The evangelism in the park seemed so natural, so full of unexpected interest, and heart to heart connections. I met Star Face, given the name after he got drunk one night and woke up with a giant star tattooed on his cheek. We talked about his other body art, piercings and the general discomfort he feels with church people.
“I hate to break it to you,” I said, “but I’m a youth pastor.”

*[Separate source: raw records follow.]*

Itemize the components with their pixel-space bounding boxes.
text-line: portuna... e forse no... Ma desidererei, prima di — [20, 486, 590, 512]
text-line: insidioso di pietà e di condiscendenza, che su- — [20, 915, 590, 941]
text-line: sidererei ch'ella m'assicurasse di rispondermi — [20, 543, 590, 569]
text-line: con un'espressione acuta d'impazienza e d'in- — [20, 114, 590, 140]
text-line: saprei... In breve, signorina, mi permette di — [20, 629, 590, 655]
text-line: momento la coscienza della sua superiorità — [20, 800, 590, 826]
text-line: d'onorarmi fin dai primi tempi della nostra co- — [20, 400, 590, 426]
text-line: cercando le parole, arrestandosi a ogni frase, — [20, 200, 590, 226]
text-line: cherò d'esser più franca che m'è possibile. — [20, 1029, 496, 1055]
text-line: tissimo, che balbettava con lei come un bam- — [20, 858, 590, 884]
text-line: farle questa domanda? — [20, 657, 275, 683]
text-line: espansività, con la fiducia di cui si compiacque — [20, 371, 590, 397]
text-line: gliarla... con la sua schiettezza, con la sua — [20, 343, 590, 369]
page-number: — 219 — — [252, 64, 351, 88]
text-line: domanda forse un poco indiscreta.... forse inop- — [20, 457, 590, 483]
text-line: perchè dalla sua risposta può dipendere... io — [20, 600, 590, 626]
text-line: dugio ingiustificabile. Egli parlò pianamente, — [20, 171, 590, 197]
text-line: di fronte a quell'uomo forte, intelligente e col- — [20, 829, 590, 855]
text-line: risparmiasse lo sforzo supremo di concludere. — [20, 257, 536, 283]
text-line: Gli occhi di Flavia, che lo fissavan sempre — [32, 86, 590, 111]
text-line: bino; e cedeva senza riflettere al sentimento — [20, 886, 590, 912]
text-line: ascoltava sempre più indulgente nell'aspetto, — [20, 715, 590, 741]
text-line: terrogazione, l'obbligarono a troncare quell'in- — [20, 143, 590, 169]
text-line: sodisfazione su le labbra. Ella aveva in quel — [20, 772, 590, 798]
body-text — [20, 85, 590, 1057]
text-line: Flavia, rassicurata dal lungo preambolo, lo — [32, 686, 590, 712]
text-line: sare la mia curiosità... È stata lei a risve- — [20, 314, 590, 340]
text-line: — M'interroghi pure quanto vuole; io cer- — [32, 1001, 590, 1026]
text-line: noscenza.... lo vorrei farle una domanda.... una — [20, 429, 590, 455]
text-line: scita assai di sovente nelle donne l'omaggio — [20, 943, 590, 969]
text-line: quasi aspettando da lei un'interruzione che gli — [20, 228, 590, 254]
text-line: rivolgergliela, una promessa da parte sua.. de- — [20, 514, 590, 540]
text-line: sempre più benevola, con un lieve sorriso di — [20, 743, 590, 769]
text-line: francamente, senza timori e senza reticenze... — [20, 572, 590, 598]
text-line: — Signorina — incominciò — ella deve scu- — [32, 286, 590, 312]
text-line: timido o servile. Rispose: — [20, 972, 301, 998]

We laughed, because by then God had somehow done something to dissolve his suspicions of me. I told him about my early days of new faith, and how I walked into a church and over heard someone say, “when did they start letting in long hairs?” That naturally led me to share about my hippie hitch hiking days, and how I met Jesus in a young man named Russ, on a lonely stretch of highway in upstate New York. Star Face was listening with a kind of urgent curiosity, as though he waited for the boom to be lowered, for me to say something that would break the thin thread of belief now forming in his mind.

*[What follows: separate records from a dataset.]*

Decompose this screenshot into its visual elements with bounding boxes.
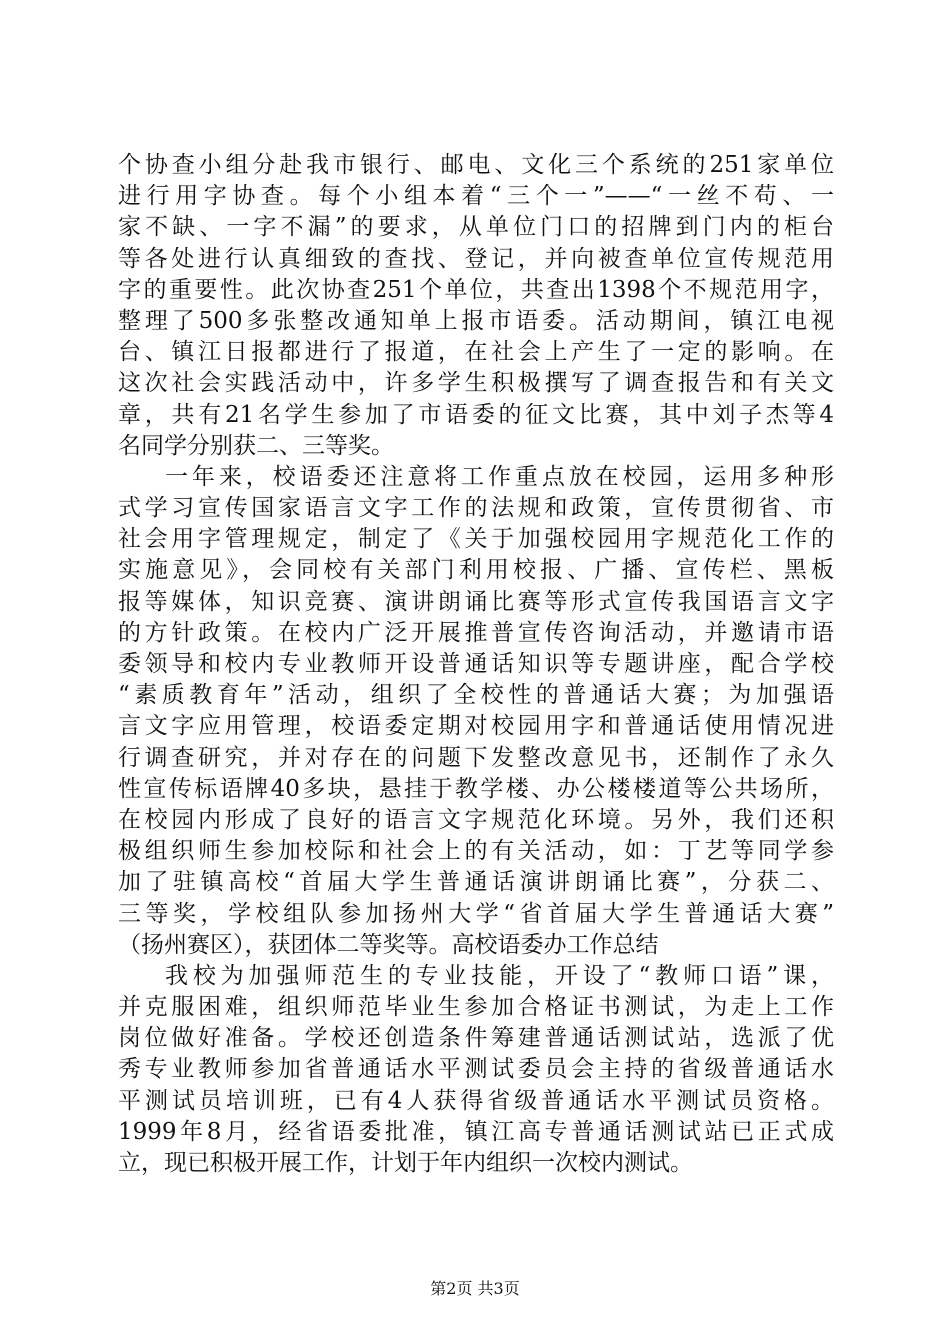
text-line: 岗位做好准备。学校还创造条件筹建普通话测试站，选派了优: [118, 1025, 834, 1052]
text-line: 这次社会实践活动中，许多学生积极撰写了调查报告和有关文: [118, 370, 834, 397]
text-line: 性宣传标语牌40多块，悬挂于教学楼、办公楼楼道等公共场所，: [118, 775, 834, 802]
text-line: 式学习宣传国家语言文字工作的法规和政策，宣传贯彻省、市: [118, 495, 834, 522]
text-line: 加了驻镇高校“首届大学生普通话演讲朗诵比赛”，分获二、: [118, 869, 834, 896]
text-line: 等各处进行认真细致的查找、登记，并向被查单位宣传规范用: [118, 245, 834, 272]
text-line: 字的重要性。此次协查251个单位，共查出1398个不规范用字，: [118, 276, 834, 303]
text-line: 极组织师生参加校际和社会上的有关活动，如：丁艺等同学参: [118, 838, 834, 865]
text-line: 一年来，校语委还注意将工作重点放在校园，运用多种形: [165, 463, 834, 490]
text-line: 进行用字协查。每个小组本着“三个一”——“一丝不苟、一: [118, 183, 834, 210]
text-line: 行调查研究，并对存在的问题下发整改意见书，还制作了永久: [118, 744, 834, 771]
text-line: 秀专业教师参加省普通话水平测试委员会主持的省级普通话水: [118, 1056, 834, 1083]
text-line: 社会用字管理规定，制定了《关于加强校园用字规范化工作的: [118, 526, 834, 553]
text-line: 言文字应用管理，校语委定期对校园用字和普通话使用情况进: [118, 713, 834, 740]
text-line: 我校为加强师范生的专业技能，开设了“教师口语”课，: [165, 962, 834, 989]
document-body: [118, 150, 834, 1179]
text-line: （扬州赛区），获团体二等奖等。高校语委办工作总结: [118, 931, 659, 958]
page-number-label: 第2页 共3页: [430, 1279, 520, 1298]
text-line: 整理了500多张整改通知单上报市语委。活动期间，镇江电视: [118, 307, 834, 334]
text-line: 个协查小组分赴我市银行、邮电、文化三个系统的251家单位: [118, 152, 834, 178]
text-line: “素质教育年”活动，组织了全校性的普通话大赛；为加强语: [118, 682, 834, 709]
text-line: 三等奖，学校组队参加扬州大学“省首届大学生普通话大赛”: [118, 900, 834, 927]
text-line: 委领导和校内专业教师开设普通话知识等专题讲座，配合学校: [118, 651, 834, 677]
text-line: 1999年8月，经省语委批准，镇江高专普通话测试站已正式成: [118, 1118, 834, 1145]
text-line: 实施意见》，会同校有关部门利用校报、广播、宣传栏、黑板: [118, 557, 834, 584]
text-line: 在校园内形成了良好的语言文字规范化环境。另外，我们还积: [118, 806, 834, 833]
text-line: 台、镇江日报都进行了报道，在社会上产生了一定的影响。在: [118, 339, 834, 366]
page-footer: [0, 1278, 950, 1300]
text-line: 家不缺、一字不漏”的要求，从单位门口的招牌到门内的柜台: [118, 214, 834, 241]
text-line: 平测试员培训班，已有4人获得省级普通话水平测试员资格。: [118, 1087, 834, 1114]
text-line: 的方针政策。在校内广泛开展推普宣传咨询活动，并邀请市语: [118, 619, 834, 646]
text-line: 名同学分别获二、三等奖。: [118, 432, 394, 459]
text-line: 章，共有21名学生参加了市语委的征文比赛，其中刘子杰等4: [118, 401, 834, 428]
text-line: 并克服困难，组织师范毕业生参加合格证书测试，为走上工作: [118, 994, 834, 1021]
paragraph-1: [118, 150, 834, 462]
paragraph-2: [118, 462, 834, 961]
paragraph-3: [118, 961, 834, 1179]
text-line: 报等媒体，知识竞赛、演讲朗诵比赛等形式宣传我国语言文字: [118, 588, 834, 615]
text-line: 立，现已积极开展工作，计划于年内组织一次校内测试。: [118, 1150, 693, 1176]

“I’m not trying to sell you anything,” I assured him. We grew silent for a moment, and then he spoke.
“That’s a crazy story,” referring to my hitch hiking trek. He shook his head. “I think my journey to the church will be a little unconventional, like yours,” he said. “All of this (pointing to his face ) seems too far removed.”
“Yea, but there are communities that will open their arms with the love of Christ,” I countered.
“Bless you,” he said, and then smiled. We shook hands and parted. It felt like we knew each other for far longer than the fifteen minutes we had sat on the bench together.